# How to Debug Tesseract Using TessEdit Pageseg Mode and Variable Inspection

> Debug Tesseract effectively by using TessEdit pageseg mode and variable inspection. Learn to isolate layout stages and inspect runtime configurations for faster issue resolution.

- Repository: [tesseract-ocr/tesseract](https://github.com/tesseract-ocr/tesseract)
- Tags: how-to-guide
- Published: 2026-03-02

---

**To debug Tesseract, set `tessedit_pageseg_mode` to isolate specific layout stages, enable debug flags like `textord_debug`, and use `SetVariable`/`GetVariableAsString` or `--print-parameters` to inspect runtime configuration.**

The **tesseract-ocr/tesseract** repository provides extensive runtime parameter inspection capabilities that allow developers to isolate layout-related bugs without modifying source code. By manipulating the **TessEdit page segmentation mode** and inspecting internal variables, you can force the OCR pipeline to execute only specific stages while capturing detailed diagnostic output.

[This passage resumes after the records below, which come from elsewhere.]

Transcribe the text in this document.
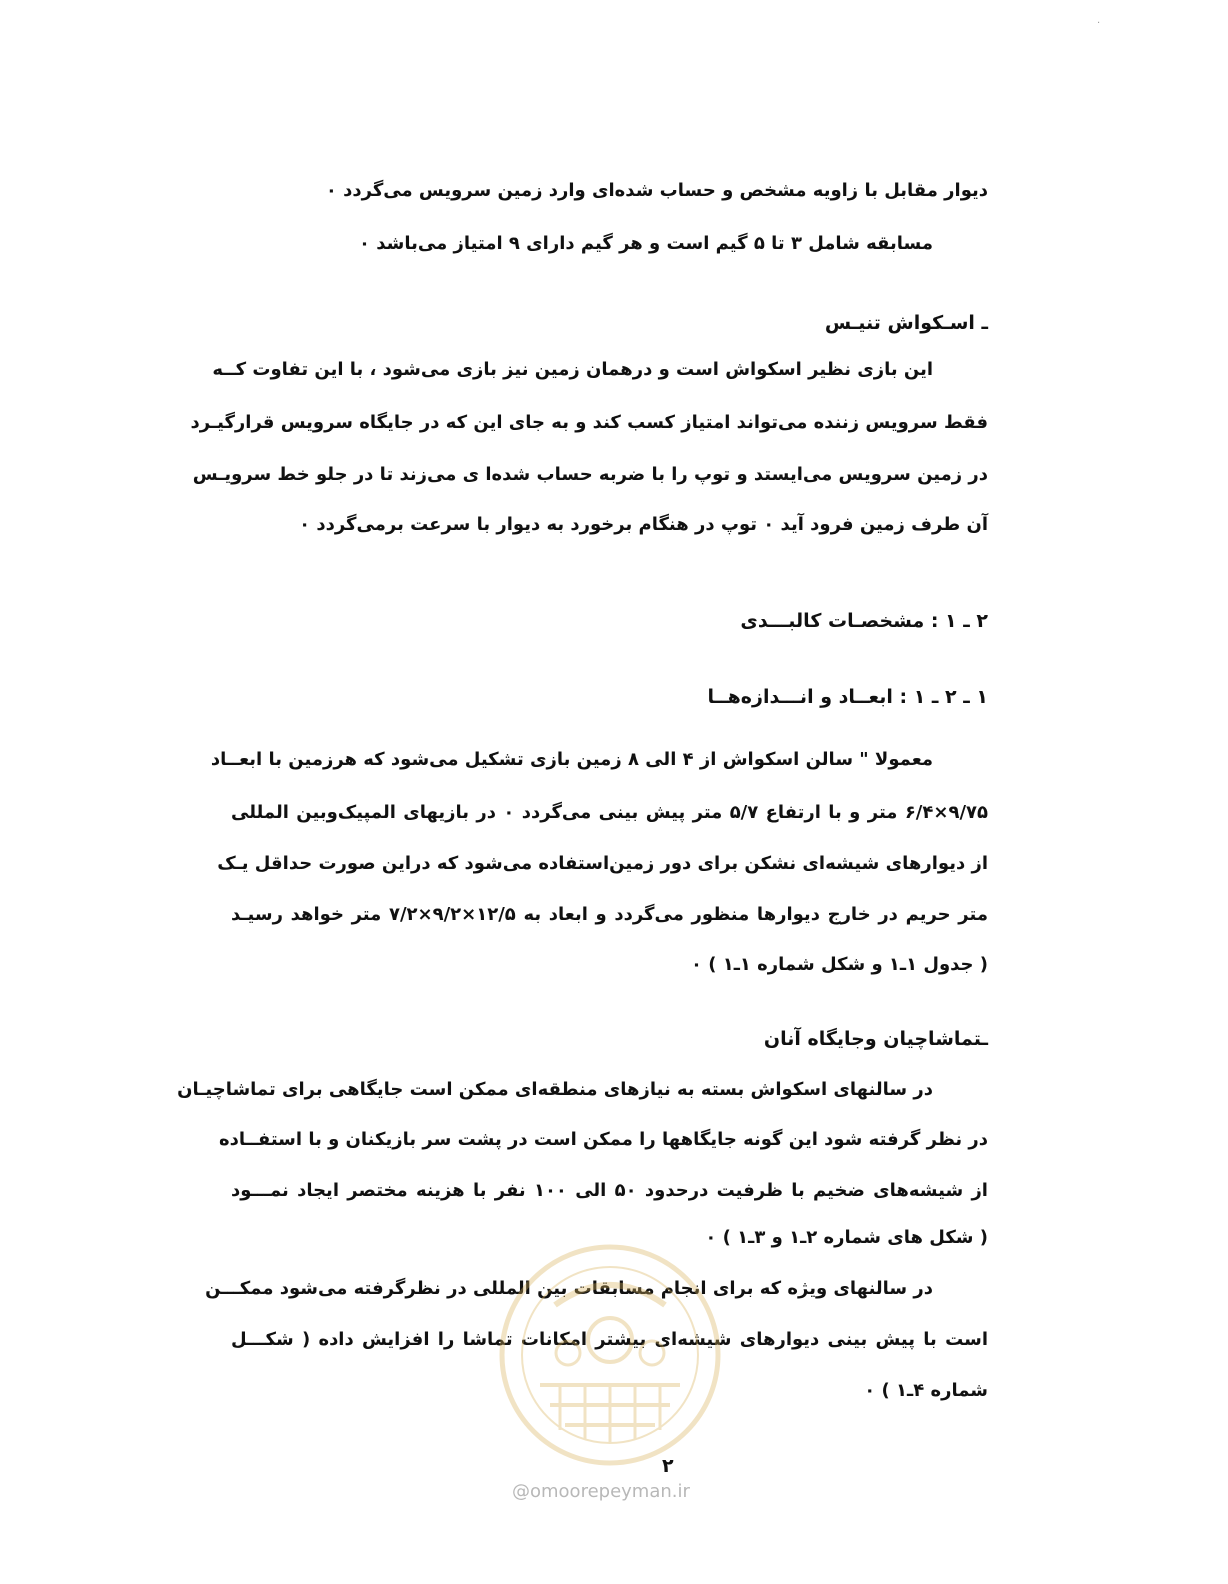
·
دیوار مقابل با زاویه مشخص و حساب شده‌ای وارد زمین سرویس می‌گردد ٠
مسابقه شامل ۳ تا ۵ گیم است و هر گیم دارای ۹ امتیاز می‌باشد ٠
ـ اسـکواش تنیـس
این بازی نظیر اسکواش است و درهمان زمین نیز بازی می‌شود ، با این تفاوت کــه
فقط سرویس زننده می‌تواند امتیاز کسب کند و به جای این که در جایگاه سرویس قرارگیـرد
در زمین سرویس می‌ایستد و توپ را با ضربه حساب شده‌ا ی می‌زند تا در جلو خط سرویـس
آن طرف زمین فرود آید ٠ توپ در هنگام برخورد به دیوار با سرعت برمی‌گردد ٠
۲ ـ ۱ : مشخصـات کالبـــدی
۱ ـ ۲ ـ ۱ : ابعــاد و انـــدازه‌هــا
معمولا " سالن اسکواش از ۴ الی ۸ زمین بازی تشکیل می‌شود که هرزمین با ابعــاد
۹/۷۵×۶/۴ متر و با ارتفاع ۵/۷ متر پیش بینی می‌گردد ٠ در بازیهای المپیک‌وبین المللی
از دیوارهای شیشه‌ای نشکن برای دور زمین‌استفاده می‌شود که دراین صورت حداقل یـک
متر حریم در خارج دیوارها منظور می‌گردد و ابعاد به ۱۲/۵×۹/۲×۷/۲ متر خواهد رسیـد
( جدول ۱ـ۱ و شکل شماره ۱ـ۱ ) ٠
ـتماشاچیان وجایگاه آنان
در سالنهای اسکواش بسته به نیازهای منطقه‌ای ممکن است جایگاهی برای تماشاچیـان
در نظر گرفته شود این گونه جایگاهها را ممکن است در پشت سر بازیکنان و با استفــاده
از شیشه‌های ضخیم با ظرفیت درحدود ۵۰ الی ۱۰۰ نفر با هزینه مختصر ایجاد نمـــود
( شکل های شماره ۲ـ۱ و ۳ـ۱ ) ٠
در سالنهای ویژه که برای انجام مسابقات بین المللی در نظرگرفته می‌شود ممکـــن
است با پیش بینی دیوارهای شیشه‌ای بیشتر امکانات تماشا را افزایش داده ( شکـــل
شماره ۴ـ۱ ) ٠
۲
@omoorepeyman.ir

This approach leverages the parameter-to-algorithm bridge implemented across [`src/api/baseapi.cpp`](https://github.com/tesseract-ocr/tesseract/blob/main/src/api/baseapi.cpp) and `src/ccmain/` to debug segmentation behavior systematically.

## Architecture of Tesseract's Debug Parameter System

Tesseract's debugging infrastructure connects command-line options and API calls to internal algorithm behavior through a centralized parameter system.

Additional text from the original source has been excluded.